Ecuador Table of Contents
Cultivation of, and trafficking in, drugs was less of a problem in Ecuador than in neighboring countries. Coca cultivation, which began in 1984, had been essentially eliminated by late 1987 as a result of vigorous government action. With the assistance of the United States, which lent two helicopters, the Ecuadorian police detected and uprooted plantings of the crop, grown mostly along the border with Colombia. The police also interdicted shipments of cocaine and other coca products across Ecuador's territory to markets and processing centers elsewhere and suppressed cocaine refining laboratories within its borders.
In early 1989, however, drug traffickers reportedly moved into the country from Colombia and Bolivia because of Ecuador's easier access to the United States market. The United States Drug Enforcement Administration estimated that thirty to fifty tons a year of Colombian cocaine were being shipped through Ecuador destined for the United States, Europe, and Asia. Cocaine had been found in container shipments of Ecuadorian frozen orange concentrate and chocolates and in air deliveries of fresh flowers. Analysts also believed that the Colombian Medellín Cartel had purchased Ecuadorian companies. Few big drug seizures had been made because of the limited resources of local authorities, although coca laboratories continued to be raided and destroyed.
In October 1988, assailants assumed to have been drug dealers murdered a superior court judge in Quito who had been working on a number of drug trafficking cases. Other judges had received death threats. Despite the fact that Ecuador has bank secrecy laws, United States officials believed that the weakness of the sucre limited Ecuador's potential to become a major money-laundering center.

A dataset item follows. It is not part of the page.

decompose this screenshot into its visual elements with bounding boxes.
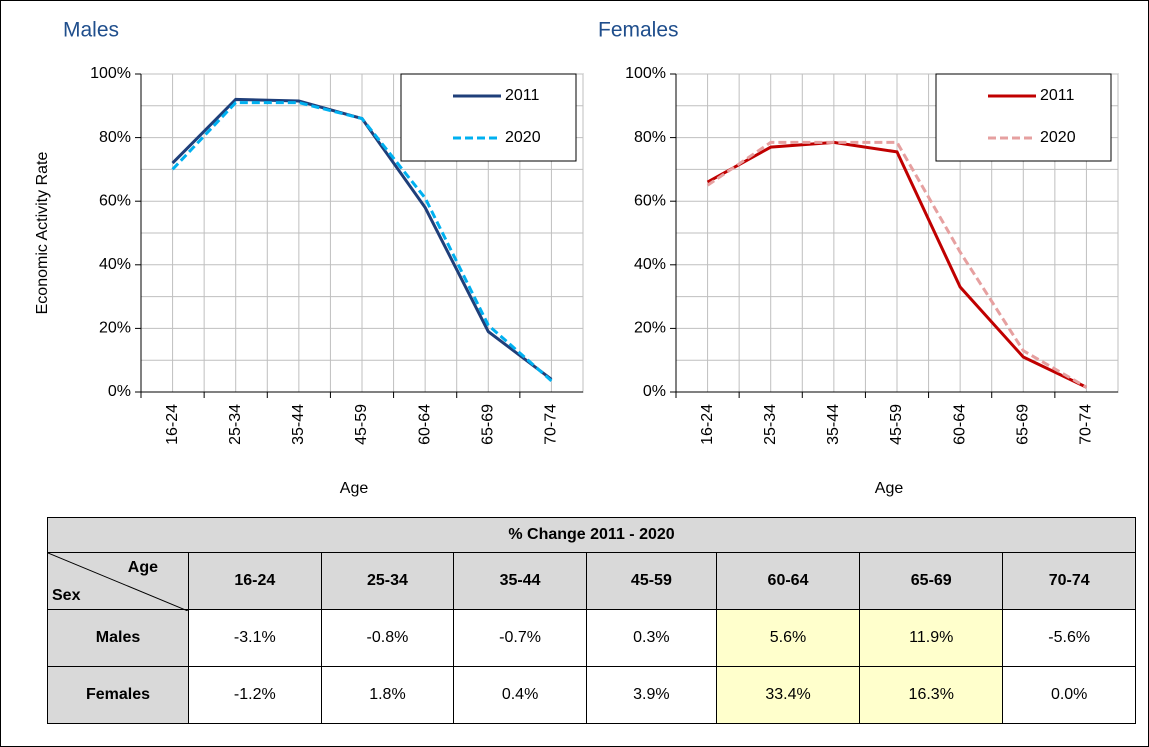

In an effort to assist Ecuadorian drug-control efforts, the United States supplied a number of powerboats for patrolling rivers in the north and islands near the port of Guayaquil and supplied training by the United States Navy. It also furnished sniffer dogs to detect drugs in export shipments and baggage. In FY 1990 President George Bush requested from Congress US$1.4 million in drug-control assistance for Ecuador.